Well, a fork of Clementine :) Both are great music players that have a playlist-centered approach to music. Have been exclusively using them on my computer since many years.
and plugins, and syntax highlighting, and multi buffer/multi window support, and LSP support so you can Go to Definition like in an IDE, and wAY more normal mode commands than anyone could ever hope to memorize. also when you do cw it deletes the word immediately instead of putting a dollar sign at the end before purring you in insert mode, and regex substitutions highlights text in the buffer as you type so you can see what you're about to replace. it's really quite cool. if you're new to programming and/or feel like committing heresy you can even skin it to look and work like VS Code. people like to joke that we're slowly but surely becoming emacs and they're not entirely wrong.
Used vim since the mid 90’s, but switched to emacs at some point. It was wonderful for many years, but neovim has come so far that I switched back a few years ago. Could not be happier. The tools available for programmers these days are superb and neovim chief among them.

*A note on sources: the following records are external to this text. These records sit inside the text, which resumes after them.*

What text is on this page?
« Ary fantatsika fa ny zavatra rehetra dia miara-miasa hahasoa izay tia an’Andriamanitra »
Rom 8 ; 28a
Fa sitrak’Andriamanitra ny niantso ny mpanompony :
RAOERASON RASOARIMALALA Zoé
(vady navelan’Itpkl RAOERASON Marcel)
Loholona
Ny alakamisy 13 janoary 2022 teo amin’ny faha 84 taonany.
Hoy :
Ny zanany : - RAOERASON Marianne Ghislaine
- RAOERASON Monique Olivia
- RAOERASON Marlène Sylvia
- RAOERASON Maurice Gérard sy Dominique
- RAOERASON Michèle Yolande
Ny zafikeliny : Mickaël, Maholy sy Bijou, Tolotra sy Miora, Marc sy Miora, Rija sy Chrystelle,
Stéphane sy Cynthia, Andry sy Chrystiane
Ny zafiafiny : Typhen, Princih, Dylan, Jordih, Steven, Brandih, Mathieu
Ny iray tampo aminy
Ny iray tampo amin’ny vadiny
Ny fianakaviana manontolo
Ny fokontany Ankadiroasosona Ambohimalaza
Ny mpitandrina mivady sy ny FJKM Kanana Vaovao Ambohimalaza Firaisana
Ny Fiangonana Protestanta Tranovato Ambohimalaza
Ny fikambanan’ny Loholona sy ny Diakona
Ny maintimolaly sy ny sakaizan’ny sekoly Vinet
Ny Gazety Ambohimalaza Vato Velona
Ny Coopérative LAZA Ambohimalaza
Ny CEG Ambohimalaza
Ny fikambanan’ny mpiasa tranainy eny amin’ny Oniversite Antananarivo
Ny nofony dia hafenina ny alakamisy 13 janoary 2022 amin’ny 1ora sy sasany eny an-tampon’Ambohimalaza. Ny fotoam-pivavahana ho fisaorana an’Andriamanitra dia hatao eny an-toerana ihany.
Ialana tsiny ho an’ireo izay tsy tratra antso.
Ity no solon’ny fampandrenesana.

I mean, most of those things can be done in regular vim too. I'm probably going to switch eventually, but I haven't really had any issues with vim that would motivate me to switch, and I haven't really encountered anything super useful that nvim has that vim can't also do. Though, I'll admit lua is tempting, and better defaults are certainly a plus!
For search highlighting, the relevant options are :set hlsearch and :set incsearch. nvim just has those enabled by default. nvim also has a binding Ctrl+L to clear the search highlight. This isn't in vim by default, but the vim-sensible plugin also adds it.
What do you mean by cw putting a dollar sign? I don't think I've ever encountered that.
Edit: the vim syntax for Ctrl+L got eaten by markdown.
As a bonus, they forked to Codeberg while supporting a mailing list on SourceHut (explicitly stating contributions via Microsoft GitHub will be ignored)
update: I received a letter from the rust foundation stating that my use of the word rust violates their trademark policy. I have to redact my pervious comment.
We're current using bump2version, which already is a fork, but doesn't use toml and thus isn't very strict in its config. Turns out there's already a successor (forgot the name) that supports toml. Haven't had time to switch yet, but it's on the massive backlog of shit I want to fix.
It's basically like a copy of the original repository. But you can pull in and merge changes from the original, make a pull request for the original to pull your changes. Fork+pull request enables you to contribute to someone else's repository. Things like Chromium are in part forks of Safari, just that they diverged over time.
Yes, and there's that small thing that's done in a slightly different manner that you can't change through settings and it messes with your muscle memory.